J’ai aussi découvert combien vouloir prendre le contrôle de ce process pouvait le perturber. Combien même des actes minimes pouvaient être de petits grains de sable dans l’engrenage, pouvant empêcher telle étape, et, par effet papillon, avoir des répercussions néfastes ; et donc demander d’autres actes pour corriger cela, qui eux même risquent d’apporter d’autres perturbations, et ainsi de suite. Et avec tout cela, j’ai fini par découvrir les risques qu’une péridurale et d’autres actes médicalisés non indispensables comportent : comme beaucoup de choses, il y a des avantages, assez évidents, mais aussi des inconvénients. Je te laisse te renseigner auprès de sources plus fiables que moi si tu veux en savoir plus. À chacun de les peser et de faire ses choix évidemment. Mais de mon côté, je commençais à me dire que le jeu n’en valait peut-être pas la chandelle.

Entendons-nous bien : parfois, il n’y a pas le choix. Et c’est heureux que nous puissions bénéficier de l’aide de la médecine quand quelque chose va mal. Pas un seul instant je n’ai envisagé de refuser un acte médical en cas de problème. Je ne redoutais même pas une césarienne d’urgence, car, pour moi, c’est une chance qui permet de sauver des vies. Et là, tant pis pour le reste. Si ça devait arriver, qu’on le fasse, et je me débrouillerais plus tard pour faire ma paix avec cela.

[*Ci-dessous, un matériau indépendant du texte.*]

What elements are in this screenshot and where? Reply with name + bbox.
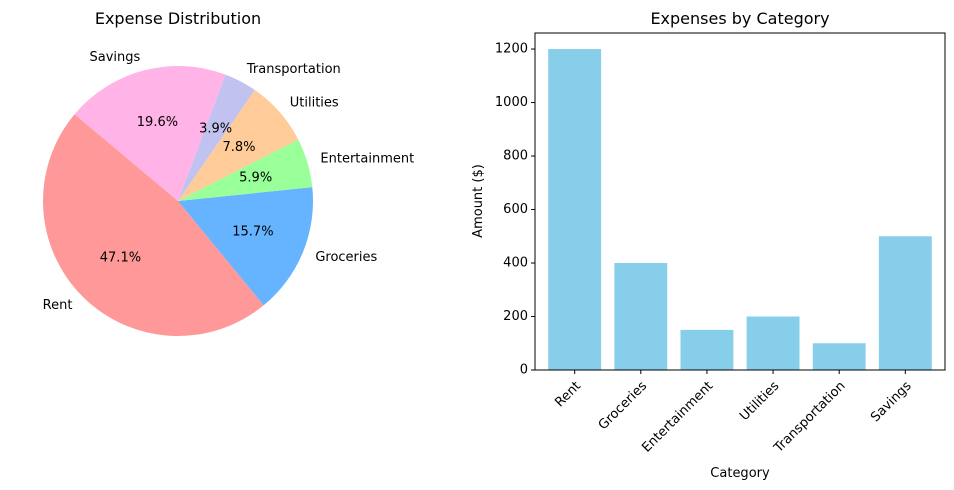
x-axis-label: Category <box>710 466 770 481</box>
y-tick-label: 800 <box>503 149 528 164</box>
y-tick-label: 400 <box>503 256 528 271</box>
y-tick-label: 1000 <box>495 95 528 110</box>
x-tick-label-rent: Rent <box>552 379 584 411</box>
pie-slice-utilities <box>178 90 299 201</box>
bar-utilities <box>746 316 800 370</box>
pie-label-utilities: Utilities <box>290 96 339 111</box>
bar-rent <box>548 49 602 371</box>
pie-slice-transportation <box>178 74 255 201</box>
pie-label-transportation: Transportation <box>246 62 341 77</box>
pie-percent-savings: 19.6% <box>137 115 178 130</box>
pie-percent-utilities: 7.8% <box>222 140 255 155</box>
pie-label-savings: Savings <box>90 50 141 65</box>
pie-slice-entertainment <box>178 139 313 201</box>
x-tick-label-savings: Savings <box>868 379 915 426</box>
x-tick-label-entertainment: Entertainment <box>639 379 716 456</box>
pie-chart: Expense Distribution 47.1% Rent 15.7% Groce… <box>42 9 414 337</box>
y-tick-label: 1200 <box>495 42 528 57</box>
pie-percent-entertainment: 5.9% <box>239 171 272 186</box>
y-tick-label: 0 <box>520 363 528 378</box>
y-tick-label: 200 <box>503 309 528 324</box>
pie-percent-groceries: 15.7% <box>232 224 273 239</box>
pie-label-rent: Rent <box>43 298 73 313</box>
y-axis-label: Amount ($) <box>471 164 486 238</box>
x-tick-label-utilities: Utilities <box>737 379 782 424</box>
plot-frame <box>534 32 946 371</box>
pie-slice-rent <box>42 114 264 337</box>
bar-transportation <box>812 343 866 370</box>
pie-percent-rent: 47.1% <box>100 250 141 265</box>
y-tick-label: 600 <box>503 202 528 217</box>
bar-chart: Expenses by Category Rent GroceriesEntert… <box>471 9 946 481</box>
bar-savings <box>878 236 932 370</box>
bar-title: Expenses by Category <box>650 9 829 28</box>
pie-slice-savings <box>74 66 226 201</box>
bar-entertainment <box>680 329 734 370</box>
pie-title: Expense Distribution <box>95 9 261 28</box>
pie-label-groceries: Groceries <box>315 250 377 265</box>
pie-percent-transportation: 3.9% <box>199 122 232 137</box>
x-tick-label-groceries: Groceries <box>596 379 651 434</box>
x-tick-label-transportation: Transportation <box>771 379 849 457</box>
pie-label-entertainment: Entertainment <box>320 151 414 166</box>
pie-slice-groceries <box>178 187 313 306</box>
bar-groceries <box>614 263 668 370</box>
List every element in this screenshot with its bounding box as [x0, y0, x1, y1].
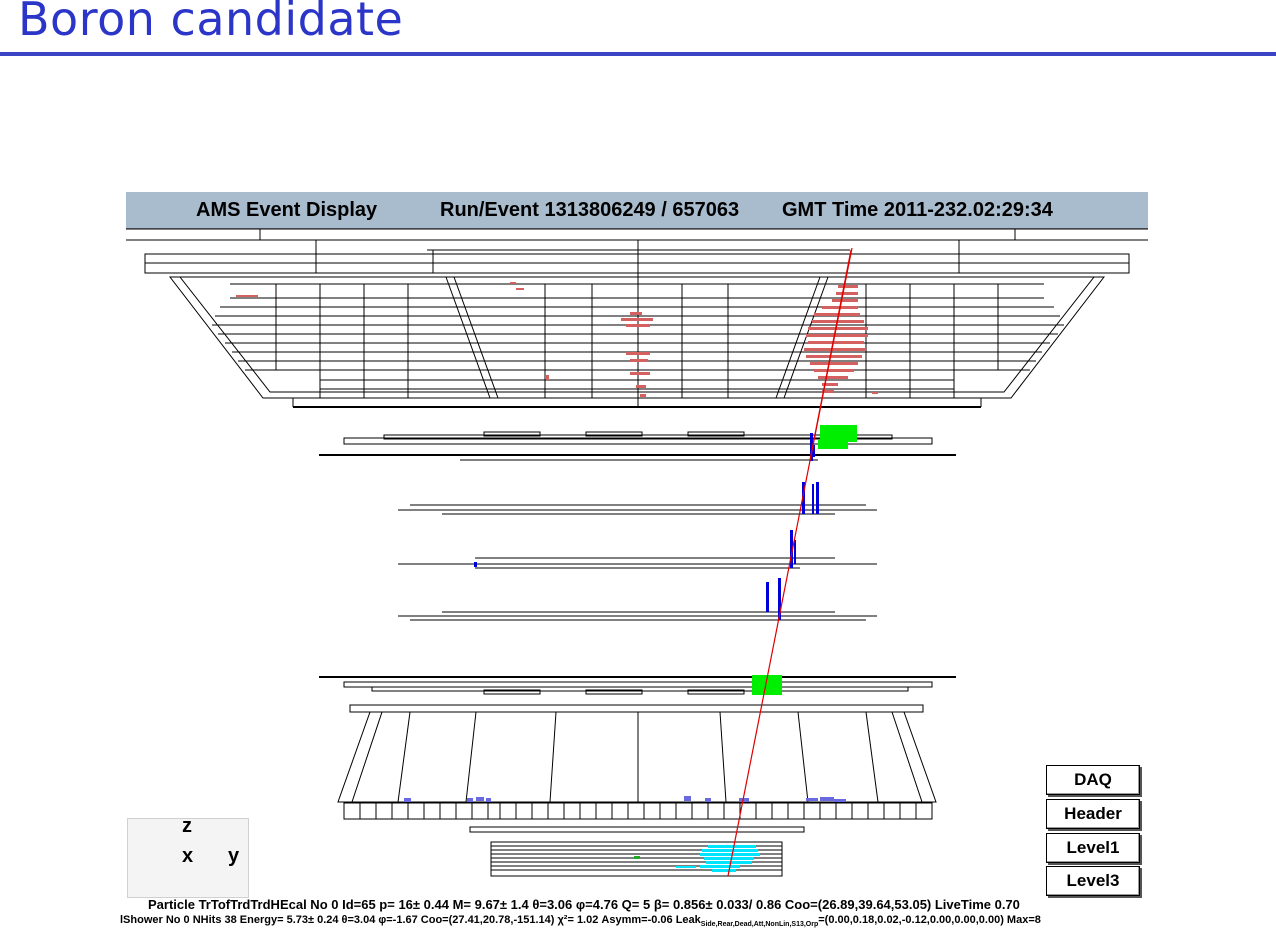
- level1-button[interactable]: Level1: [1046, 833, 1140, 863]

Toujours est-il que petit à petit, ma motivation à essayer de me passer de ces aides si bien intentionnées mais si pleines de revers augmentait. Ce n’était plus une idée plutôt légère « pourquoi pas, on va tenter », mais vraiment une volonté assez marquée. J’évitais tout de même de me mettre trop de pression et je ne m’interdisais absolument pas de changer d’avis en cours de route. Après tout, c’est le genre de moment dont on n’a pas la moindre idée avant d’y être, alors il ne fallait pas être trop présomptueuse ! Si j’en ai besoin, j’en ai besoin. Si je n’en ai pas besoin… et bien c’est qu’il n’y en a pas besoin!

Comprendre

Au fil de mes lectures, ma perception de l’accouchement a évolué. Je suis partie d’une vision où il s’agissait de « réussir », comme un exploit, à accoucher « sans péridurale ». Une montagne à gravir, une technique à éviter. Serrer les dents, rassembler toutes ses forces, refuser l’aide. Être forte.

Et je suis arrivée à me dire qu’en fait, ce que je voulais, ce n’était pas tant d’éviter la péridurale ; mais plutôt de vivre pleinement mon accouchement. Et que pour cela, il suffisait de laisser faire. De demander à bénéficier des conditions idéales, et puis de me faire confiance.

J’allais rédiger un projet de naissance expliquant mon point de vue. Demander à bénéficier de la salle nature si possible ; demander à avoir un minimum d’actes médicaux (toujours : dans la mesure du possible) ; demander à pouvoir bouger et choisir mes positions, à être conseillée et encouragée.

Et puis ensuite, ce serait à moi de jouer. Mais pour ça, je verrai le jour même. Accoucher, ça ne s’apprend pas. Ce n’est pas en listant des techniques, en déterminant précisément à l’avance ma position et l’endroit que Papa Ours devra masser que j’accoucherai.
Non.
Mon projet c’est d’accoucher, pas d’être accouchée. Je me fais confiance, Papa Ours me fait confiance, j’espère que l’équipe me fera confiance.
Ballon, pas ballon ? Liane ? Piscine ? Massage ? Respiration ? Visualisation ? Debout, allongée, assisse, accroupie, à 4 pattes ? Je n’en sais rien. Donnez-moi toutes ces options, et d’autres si vous avez d’autres idées, et je verrai. Je saurai ce dont j’aurai besoin. Et cela changera d’un moment à un autre probablement. Mon corps est prêt, il est fait pour cela. Et maintenant, moi aussi je suis prête.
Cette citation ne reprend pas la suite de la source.